His is not the only transformation. The party of Nixon’s 1968 law-and-order campaign, Just Say No, and the Willie Horton ad is now seeing a growing number of leaders tackling what once would have been political suicide: reforming the country’s overwhelmed criminal justice system. While the recent Supreme Court decision to free tens of thousands of California prisoners due to overcrowding has upset conservatives (Justice Antonin Scalia dissented strongly, describing the potential release of “46,000 happy-go-lucky felons”), the magnitude of the decision makes it even harder to pretend the U.S. doesn’t have a problem. And these days many conservatives are leading the charge for a solution.
Conservative governors in lock ’em up states are suddenly talking about rehabilitation and redemption, not throwing away the key. Gov.

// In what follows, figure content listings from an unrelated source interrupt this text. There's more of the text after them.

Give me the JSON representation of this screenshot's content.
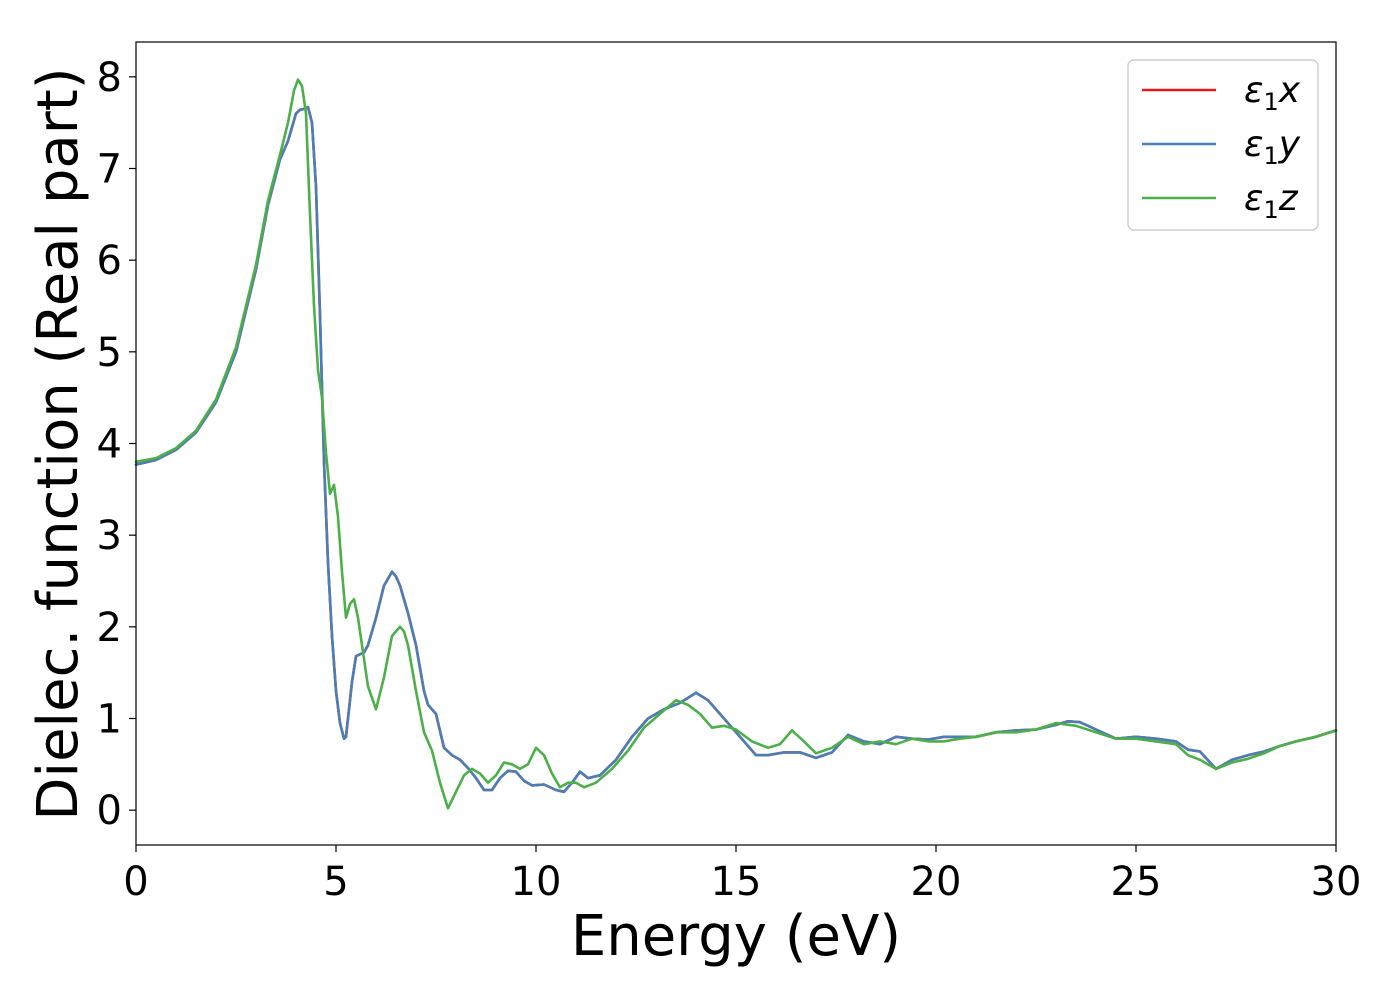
{
  "chart_data": {
    "type": "line",
    "title": "",
    "xlabel": "Energy (eV)",
    "ylabel": "Dielec. function (Real part)",
    "xlim": [
      0,
      30
    ],
    "ylim": [
      -0.38,
      8.38
    ],
    "xticks": [
      0,
      5,
      10,
      15,
      20,
      25,
      30
    ],
    "yticks": [
      0,
      1,
      2,
      3,
      4,
      5,
      6,
      7,
      8
    ],
    "xtick_labels": [
      "0",
      "5",
      "10",
      "15",
      "20",
      "25",
      "30"
    ],
    "ytick_labels": [
      "0",
      "1",
      "2",
      "3",
      "4",
      "5",
      "6",
      "7",
      "8"
    ],
    "grid": false,
    "legend_position": "top-right",
    "series": [
      {
        "name": "ε1x",
        "legend_main": "ε",
        "legend_sub": "1",
        "legend_var": "x",
        "color": "#e41a1c",
        "x": [
          0.0,
          0.5,
          1.0,
          1.5,
          2.0,
          2.5,
          3.0,
          3.3,
          3.6,
          3.8,
          4.0,
          4.1,
          4.2,
          4.3,
          4.4,
          4.5,
          4.6,
          4.7,
          4.8,
          4.9,
          5.0,
          5.1,
          5.2,
          5.25,
          5.3,
          5.4,
          5.5,
          5.6,
          5.7,
          5.8,
          6.0,
          6.2,
          6.4,
          6.5,
          6.6,
          6.8,
          7.0,
          7.1,
          7.2,
          7.3,
          7.5,
          7.7,
          7.9,
          8.1,
          8.3,
          8.5,
          8.7,
          8.9,
          9.1,
          9.3,
          9.5,
          9.7,
          9.9,
          10.2,
          10.5,
          10.7,
          10.9,
          11.1,
          11.3,
          11.6,
          12.0,
          12.4,
          12.8,
          13.2,
          13.6,
          14.0,
          14.3,
          14.6,
          14.9,
          15.2,
          15.5,
          15.8,
          16.2,
          16.6,
          17.0,
          17.4,
          17.8,
          18.2,
          18.6,
          19.0,
          19.4,
          19.8,
          20.2,
          20.6,
          21.0,
          21.5,
          22.0,
          22.5,
          23.0,
          23.3,
          23.6,
          24.0,
          24.5,
          25.0,
          25.5,
          26.0,
          26.3,
          26.6,
          27.0,
          27.4,
          27.8,
          28.2,
          28.6,
          29.0,
          29.5,
          30.0
        ],
        "y": [
          3.77,
          3.82,
          3.93,
          4.12,
          4.45,
          5.0,
          5.9,
          6.6,
          7.1,
          7.3,
          7.6,
          7.64,
          7.65,
          7.67,
          7.5,
          6.8,
          5.4,
          3.8,
          2.7,
          1.9,
          1.3,
          0.95,
          0.78,
          0.8,
          1.0,
          1.4,
          1.68,
          1.7,
          1.72,
          1.8,
          2.1,
          2.45,
          2.6,
          2.55,
          2.45,
          2.15,
          1.8,
          1.55,
          1.3,
          1.15,
          1.05,
          0.68,
          0.6,
          0.55,
          0.46,
          0.35,
          0.22,
          0.22,
          0.35,
          0.43,
          0.42,
          0.32,
          0.27,
          0.28,
          0.22,
          0.2,
          0.3,
          0.42,
          0.35,
          0.38,
          0.55,
          0.8,
          1.0,
          1.1,
          1.17,
          1.28,
          1.2,
          1.05,
          0.9,
          0.75,
          0.6,
          0.6,
          0.63,
          0.63,
          0.57,
          0.63,
          0.82,
          0.75,
          0.72,
          0.8,
          0.78,
          0.77,
          0.8,
          0.8,
          0.8,
          0.85,
          0.87,
          0.88,
          0.93,
          0.97,
          0.96,
          0.88,
          0.78,
          0.8,
          0.78,
          0.75,
          0.66,
          0.64,
          0.45,
          0.55,
          0.6,
          0.64,
          0.7,
          0.75,
          0.8,
          0.87
        ]
      },
      {
        "name": "ε1y",
        "legend_main": "ε",
        "legend_sub": "1",
        "legend_var": "y",
        "color": "#4a7fb5",
        "x": [
          0.0,
          0.5,
          1.0,
          1.5,
          2.0,
          2.5,
          3.0,
          3.3,
          3.6,
          3.8,
          4.0,
          4.1,
          4.2,
          4.3,
          4.4,
          4.5,
          4.6,
          4.7,
          4.8,
          4.9,
          5.0,
          5.1,
          5.2,
          5.25,
          5.3,
          5.4,
          5.5,
          5.6,
          5.7,
          5.8,
          6.0,
          6.2,
          6.4,
          6.5,
          6.6,
          6.8,
          7.0,
          7.1,
          7.2,
          7.3,
          7.5,
          7.7,
          7.9,
          8.1,
          8.3,
          8.5,
          8.7,
          8.9,
          9.1,
          9.3,
          9.5,
          9.7,
          9.9,
          10.2,
          10.5,
          10.7,
          10.9,
          11.1,
          11.3,
          11.6,
          12.0,
          12.4,
          12.8,
          13.2,
          13.6,
          14.0,
          14.3,
          14.6,
          14.9,
          15.2,
          15.5,
          15.8,
          16.2,
          16.6,
          17.0,
          17.4,
          17.8,
          18.2,
          18.6,
          19.0,
          19.4,
          19.8,
          20.2,
          20.6,
          21.0,
          21.5,
          22.0,
          22.5,
          23.0,
          23.3,
          23.6,
          24.0,
          24.5,
          25.0,
          25.5,
          26.0,
          26.3,
          26.6,
          27.0,
          27.4,
          27.8,
          28.2,
          28.6,
          29.0,
          29.5,
          30.0
        ],
        "y": [
          3.77,
          3.82,
          3.93,
          4.12,
          4.45,
          5.0,
          5.9,
          6.6,
          7.1,
          7.3,
          7.6,
          7.64,
          7.65,
          7.67,
          7.5,
          6.8,
          5.4,
          3.8,
          2.7,
          1.9,
          1.3,
          0.95,
          0.78,
          0.8,
          1.0,
          1.4,
          1.68,
          1.7,
          1.72,
          1.8,
          2.1,
          2.45,
          2.6,
          2.55,
          2.45,
          2.15,
          1.8,
          1.55,
          1.3,
          1.15,
          1.05,
          0.68,
          0.6,
          0.55,
          0.46,
          0.35,
          0.22,
          0.22,
          0.35,
          0.43,
          0.42,
          0.32,
          0.27,
          0.28,
          0.22,
          0.2,
          0.3,
          0.42,
          0.35,
          0.38,
          0.55,
          0.8,
          1.0,
          1.1,
          1.17,
          1.28,
          1.2,
          1.05,
          0.9,
          0.75,
          0.6,
          0.6,
          0.63,
          0.63,
          0.57,
          0.63,
          0.82,
          0.75,
          0.72,
          0.8,
          0.78,
          0.77,
          0.8,
          0.8,
          0.8,
          0.85,
          0.87,
          0.88,
          0.93,
          0.97,
          0.96,
          0.88,
          0.78,
          0.8,
          0.78,
          0.75,
          0.66,
          0.64,
          0.45,
          0.55,
          0.6,
          0.64,
          0.7,
          0.75,
          0.8,
          0.87
        ]
      },
      {
        "name": "ε1z",
        "legend_main": "ε",
        "legend_sub": "1",
        "legend_var": "z",
        "color": "#4daf4a",
        "x": [
          0.0,
          0.5,
          1.0,
          1.5,
          2.0,
          2.5,
          3.0,
          3.3,
          3.6,
          3.8,
          3.95,
          4.05,
          4.15,
          4.25,
          4.35,
          4.45,
          4.55,
          4.65,
          4.75,
          4.85,
          4.95,
          5.05,
          5.15,
          5.25,
          5.35,
          5.45,
          5.55,
          5.65,
          5.8,
          6.0,
          6.2,
          6.4,
          6.6,
          6.7,
          6.8,
          7.0,
          7.2,
          7.4,
          7.6,
          7.8,
          8.0,
          8.2,
          8.4,
          8.6,
          8.8,
          9.0,
          9.2,
          9.4,
          9.6,
          9.8,
          10.0,
          10.2,
          10.4,
          10.6,
          10.8,
          11.0,
          11.2,
          11.5,
          11.9,
          12.3,
          12.7,
          13.1,
          13.5,
          13.8,
          14.1,
          14.4,
          14.7,
          15.0,
          15.4,
          15.8,
          16.1,
          16.4,
          16.7,
          17.0,
          17.4,
          17.8,
          18.2,
          18.6,
          19.0,
          19.4,
          19.8,
          20.2,
          20.6,
          21.0,
          21.5,
          22.0,
          22.5,
          23.0,
          23.5,
          24.0,
          24.5,
          25.0,
          25.5,
          26.0,
          26.3,
          26.6,
          27.0,
          27.4,
          27.8,
          28.2,
          28.6,
          29.0,
          29.5,
          30.0
        ],
        "y": [
          3.8,
          3.84,
          3.95,
          4.14,
          4.48,
          5.05,
          5.95,
          6.65,
          7.15,
          7.5,
          7.85,
          7.97,
          7.9,
          7.6,
          6.5,
          5.5,
          4.8,
          4.5,
          3.9,
          3.45,
          3.55,
          3.2,
          2.6,
          2.1,
          2.25,
          2.3,
          2.1,
          1.8,
          1.35,
          1.1,
          1.45,
          1.9,
          2.0,
          1.95,
          1.8,
          1.3,
          0.85,
          0.65,
          0.3,
          0.02,
          0.2,
          0.38,
          0.45,
          0.4,
          0.3,
          0.38,
          0.52,
          0.5,
          0.45,
          0.5,
          0.68,
          0.6,
          0.4,
          0.25,
          0.3,
          0.3,
          0.25,
          0.3,
          0.45,
          0.65,
          0.9,
          1.05,
          1.2,
          1.15,
          1.05,
          0.9,
          0.92,
          0.88,
          0.75,
          0.68,
          0.72,
          0.87,
          0.75,
          0.62,
          0.68,
          0.8,
          0.72,
          0.75,
          0.72,
          0.78,
          0.75,
          0.75,
          0.78,
          0.8,
          0.85,
          0.85,
          0.88,
          0.95,
          0.92,
          0.85,
          0.78,
          0.78,
          0.75,
          0.72,
          0.6,
          0.55,
          0.45,
          0.52,
          0.56,
          0.62,
          0.7,
          0.75,
          0.8,
          0.87
        ]
      }
    ]
  }
}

Nathan Deal signed legislation in April that opens the door to overhauling Georgia’s sentencing laws; Louisiana’s Bobby Jindal in January announced a partnership to help fix the state’s ballooning incarceration rate — the highest in the country. In Indiana, Mitch Daniels says he is fighting for legislation to reduce recidivism (nationally, 43 percent of offenders are back in jail within three years). And Ohio’s new Republican governor, John Kasich, is being feted by conservatives for pushing a prison reform bill through the state house in early May, calling the reform “low-hanging fruit.” Legislation that would keep more people out of prison has also recently passed in such right-leaning states as Kentucky, Arkansas and South Carolina.
Inside the Beltway it’s the same story. Newt Gingrich’s Contract with America once called for more prisons and tougher sentencing, but these days the presidential candidate is co-authoring passionate editorials about the need for “common-sense left-right agreement” on prison reform and “encouragement and love” for offenders who have served time. He’s joined other conservative icons like Meese, Grover Norquist, William Bennett and NRA president David Keene to pledge their names to the Texas Public Policy Foundation’s recently launched “Right on Crime” website, designed to make the rehabilitation of non-violent offenders and the end of skyrocketing incarceration rates the new conservative cause célèbre.